Paleoanthropologist explores roots of evolution

Prof. Zeray Alemseged blends high-tech imaging, field research in landmark discovery

In 2000 Zeresenay (Zeray) Alemseged unearthed a 3.3 million-year-old, nearly complete skeleton of a 2½ year-old girl in Dikika, Ethiopia. In the years that followed, the paleoanthropologist and fellow researchers slowly chipped away the sandstone surrounding the delicate fossil, using advanced imaging tools to analyze its structure.

Alemseged first revealed the Australopithecus afarensis fossil, known as “Selam,” to the world in a landmark publication in Nature in 2006. At the time, he was a senior scientist at the Max Planck Institute for Evolutionary Anthropology in Leipzig, Germany, before moving to the California Academy of Sciences two years later.

In the fall of 2016, Alemseged left the California coast to join the University of Chicago faculty, where he quickly made international news. This past May, Alemseged co-authored a landmark study about “Selam,” which showed portions of the human spine that enable efficient walking motions were established millions of years earlier than previously thought.

The study, which Alemseged said shed new light on “one of the hallmarks of human evolution,” is the kind of impactful research that adds to UChicago’s storied reputation in paleontology—one that includes some of the most famous names in the field, both present and past.

“The study of human evolution here has very deep roots,” said Alemseged, the Donald N. Pritzker Professor in Organismal Biology and Anatomy. “Continuing that legacy and thinking into the future is exciting, but when you leverage that with the ability to work with some of the brightest students in the world, the opportunity to collaborate with them is one of the great legacies a scientist could have.”

Branches on evolutionary tree of life

Alemseged filled a niche in the Department of Organismal Biology and Anatomy as its resident paleoanthropologist, studying human origins and the environmental context of human evolution. The other senior researchers on the faculty occupy key branches on the evolutionary tree of life. Prof. Michael Coates, studies the origins of early vertebrates and fish. Prof. Neil Shubin studies the first tetrapods and their transition to land. Prof. Paul Sereno covers dinosaurs and the emergence of flight, and Prof. Zhe-Xi Luo, studies the origins of mammals.

Alemseged extends this expertise to the species that dominates our planet today, with a new breed of research that combines high-tech imaging analysis of fossils with traditional geology and fieldwork. Using these tools, he explores the milestone events in human evolution since our split from the apes. 

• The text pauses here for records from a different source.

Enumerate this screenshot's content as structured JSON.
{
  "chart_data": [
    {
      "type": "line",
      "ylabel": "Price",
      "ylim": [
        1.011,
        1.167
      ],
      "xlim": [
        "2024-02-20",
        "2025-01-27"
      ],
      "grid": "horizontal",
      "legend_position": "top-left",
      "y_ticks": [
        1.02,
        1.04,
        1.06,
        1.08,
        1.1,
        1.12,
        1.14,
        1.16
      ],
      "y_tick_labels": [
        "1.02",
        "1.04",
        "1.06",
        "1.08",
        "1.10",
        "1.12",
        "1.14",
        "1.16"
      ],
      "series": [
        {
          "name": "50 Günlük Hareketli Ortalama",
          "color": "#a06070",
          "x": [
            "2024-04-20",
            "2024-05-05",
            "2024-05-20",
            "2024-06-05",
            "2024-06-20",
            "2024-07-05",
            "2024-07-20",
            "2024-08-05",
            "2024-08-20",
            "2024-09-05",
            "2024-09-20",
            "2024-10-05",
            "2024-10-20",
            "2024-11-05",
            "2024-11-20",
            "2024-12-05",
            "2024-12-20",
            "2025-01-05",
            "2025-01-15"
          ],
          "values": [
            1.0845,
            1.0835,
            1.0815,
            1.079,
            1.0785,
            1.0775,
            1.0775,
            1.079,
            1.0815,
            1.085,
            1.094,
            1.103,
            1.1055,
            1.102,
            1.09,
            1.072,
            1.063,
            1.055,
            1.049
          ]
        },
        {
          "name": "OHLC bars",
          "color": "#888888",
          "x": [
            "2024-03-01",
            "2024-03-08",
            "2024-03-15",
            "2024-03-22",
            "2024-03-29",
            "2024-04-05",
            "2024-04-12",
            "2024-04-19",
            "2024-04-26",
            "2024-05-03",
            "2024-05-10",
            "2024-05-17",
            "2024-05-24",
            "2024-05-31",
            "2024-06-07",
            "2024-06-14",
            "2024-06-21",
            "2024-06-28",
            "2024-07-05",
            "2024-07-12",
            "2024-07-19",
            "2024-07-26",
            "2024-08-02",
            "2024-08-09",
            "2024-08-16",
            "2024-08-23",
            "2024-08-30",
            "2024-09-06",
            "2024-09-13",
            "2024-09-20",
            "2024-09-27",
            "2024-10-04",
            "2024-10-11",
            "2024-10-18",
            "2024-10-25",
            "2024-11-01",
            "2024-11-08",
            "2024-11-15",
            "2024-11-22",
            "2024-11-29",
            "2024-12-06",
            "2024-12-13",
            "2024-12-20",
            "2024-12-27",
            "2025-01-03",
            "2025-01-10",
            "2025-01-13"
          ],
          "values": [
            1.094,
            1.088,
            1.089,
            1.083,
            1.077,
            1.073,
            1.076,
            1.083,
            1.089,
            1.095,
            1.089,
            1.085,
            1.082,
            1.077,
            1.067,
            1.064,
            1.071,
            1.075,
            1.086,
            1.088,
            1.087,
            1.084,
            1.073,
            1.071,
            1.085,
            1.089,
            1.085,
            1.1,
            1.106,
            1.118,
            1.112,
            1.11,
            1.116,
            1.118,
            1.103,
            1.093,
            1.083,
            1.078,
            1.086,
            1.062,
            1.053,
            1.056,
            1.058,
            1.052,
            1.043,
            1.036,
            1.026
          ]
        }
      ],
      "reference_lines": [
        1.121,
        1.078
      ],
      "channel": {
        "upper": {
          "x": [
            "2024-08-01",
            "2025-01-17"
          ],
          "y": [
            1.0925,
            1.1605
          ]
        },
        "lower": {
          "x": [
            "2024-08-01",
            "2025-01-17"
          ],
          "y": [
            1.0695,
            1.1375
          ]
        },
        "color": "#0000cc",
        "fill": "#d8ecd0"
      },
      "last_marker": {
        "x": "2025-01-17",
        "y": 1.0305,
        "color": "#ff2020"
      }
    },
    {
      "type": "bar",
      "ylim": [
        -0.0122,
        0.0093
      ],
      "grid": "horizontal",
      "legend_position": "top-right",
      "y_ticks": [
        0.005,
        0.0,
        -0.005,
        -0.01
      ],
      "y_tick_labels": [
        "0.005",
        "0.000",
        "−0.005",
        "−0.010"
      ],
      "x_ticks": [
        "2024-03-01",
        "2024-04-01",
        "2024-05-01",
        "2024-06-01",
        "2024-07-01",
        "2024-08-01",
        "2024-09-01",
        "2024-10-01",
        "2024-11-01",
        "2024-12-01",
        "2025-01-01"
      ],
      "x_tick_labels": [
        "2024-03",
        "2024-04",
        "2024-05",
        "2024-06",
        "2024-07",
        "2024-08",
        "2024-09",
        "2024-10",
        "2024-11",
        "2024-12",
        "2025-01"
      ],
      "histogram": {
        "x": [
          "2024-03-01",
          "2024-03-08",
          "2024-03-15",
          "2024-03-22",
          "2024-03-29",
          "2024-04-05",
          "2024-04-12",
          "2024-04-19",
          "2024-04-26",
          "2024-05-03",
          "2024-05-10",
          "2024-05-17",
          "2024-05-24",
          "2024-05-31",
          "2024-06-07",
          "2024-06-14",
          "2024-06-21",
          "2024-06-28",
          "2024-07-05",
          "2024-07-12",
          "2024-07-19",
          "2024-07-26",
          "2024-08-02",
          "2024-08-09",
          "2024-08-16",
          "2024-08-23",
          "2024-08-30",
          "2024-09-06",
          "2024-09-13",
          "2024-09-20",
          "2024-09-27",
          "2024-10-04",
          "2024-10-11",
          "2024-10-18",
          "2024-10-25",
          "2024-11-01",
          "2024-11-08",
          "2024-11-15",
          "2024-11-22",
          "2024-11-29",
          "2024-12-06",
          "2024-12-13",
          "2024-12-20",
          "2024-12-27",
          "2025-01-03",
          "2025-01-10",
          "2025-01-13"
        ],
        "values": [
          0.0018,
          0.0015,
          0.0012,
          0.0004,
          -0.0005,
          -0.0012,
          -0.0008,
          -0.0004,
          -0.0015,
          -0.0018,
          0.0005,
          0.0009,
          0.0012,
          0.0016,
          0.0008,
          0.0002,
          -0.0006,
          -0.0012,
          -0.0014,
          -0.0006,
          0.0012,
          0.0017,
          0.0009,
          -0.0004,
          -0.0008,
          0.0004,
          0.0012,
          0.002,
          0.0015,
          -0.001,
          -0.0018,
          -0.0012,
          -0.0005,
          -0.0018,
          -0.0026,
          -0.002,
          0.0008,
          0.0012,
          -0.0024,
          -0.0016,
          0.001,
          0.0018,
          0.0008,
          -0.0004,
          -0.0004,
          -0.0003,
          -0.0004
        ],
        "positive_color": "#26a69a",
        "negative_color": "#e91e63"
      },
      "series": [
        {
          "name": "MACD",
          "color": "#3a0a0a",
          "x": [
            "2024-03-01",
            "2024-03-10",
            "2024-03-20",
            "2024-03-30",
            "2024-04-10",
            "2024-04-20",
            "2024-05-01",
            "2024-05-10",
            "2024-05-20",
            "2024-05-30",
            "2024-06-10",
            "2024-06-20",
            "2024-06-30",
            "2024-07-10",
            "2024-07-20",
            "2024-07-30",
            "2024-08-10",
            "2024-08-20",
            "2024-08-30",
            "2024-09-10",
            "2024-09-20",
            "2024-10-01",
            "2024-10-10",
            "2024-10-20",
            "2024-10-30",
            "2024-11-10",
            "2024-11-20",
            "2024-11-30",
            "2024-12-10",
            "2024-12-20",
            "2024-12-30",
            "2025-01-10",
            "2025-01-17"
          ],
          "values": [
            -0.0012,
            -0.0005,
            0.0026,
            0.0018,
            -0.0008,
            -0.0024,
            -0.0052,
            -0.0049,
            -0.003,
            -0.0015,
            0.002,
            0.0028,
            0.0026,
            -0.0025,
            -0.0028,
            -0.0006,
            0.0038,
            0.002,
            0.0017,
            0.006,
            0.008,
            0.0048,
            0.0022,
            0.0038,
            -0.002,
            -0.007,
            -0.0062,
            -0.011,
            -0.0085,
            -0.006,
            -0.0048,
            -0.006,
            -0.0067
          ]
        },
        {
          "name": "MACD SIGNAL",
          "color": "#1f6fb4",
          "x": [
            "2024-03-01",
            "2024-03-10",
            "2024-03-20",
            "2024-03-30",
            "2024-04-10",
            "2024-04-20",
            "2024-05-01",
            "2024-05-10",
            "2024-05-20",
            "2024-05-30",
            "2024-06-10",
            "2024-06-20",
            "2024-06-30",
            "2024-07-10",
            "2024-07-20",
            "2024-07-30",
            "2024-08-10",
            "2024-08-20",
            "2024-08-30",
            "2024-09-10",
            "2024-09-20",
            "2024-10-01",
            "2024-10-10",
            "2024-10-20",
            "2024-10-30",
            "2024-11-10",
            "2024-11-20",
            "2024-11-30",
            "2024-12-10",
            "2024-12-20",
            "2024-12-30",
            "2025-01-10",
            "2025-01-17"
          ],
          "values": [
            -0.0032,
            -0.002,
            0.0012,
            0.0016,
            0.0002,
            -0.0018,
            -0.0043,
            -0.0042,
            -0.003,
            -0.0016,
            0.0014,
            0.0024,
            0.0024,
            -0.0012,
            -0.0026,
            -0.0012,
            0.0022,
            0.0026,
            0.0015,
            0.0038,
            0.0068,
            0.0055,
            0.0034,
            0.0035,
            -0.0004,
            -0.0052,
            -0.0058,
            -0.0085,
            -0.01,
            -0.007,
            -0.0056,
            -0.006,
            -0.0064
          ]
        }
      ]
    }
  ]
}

“He’s a top-notch scientist who can use geology, biology and the latest technology in his work, and has a very good sense of public outreach,” said Sereno. “I’m so happy he chose to come here, putting UChicago at the cutting edge of the newest research in human evolution.”

Alemseged returns to his native Ethiopia every year for several months to continue work in the Afar, a paleoanthropological hotspot, collaborating with researchers from across the globe, including the National Museum of Ethiopia, where the fossils are prepared and curated.

“You can say that one-half of my lab is back there,” he said. “What I enjoy the most is the quiet moments that I have in my lab in the process of making the little incremental discoveries that, when combined, will allow me to tackle questions pertaining to those milestone events.”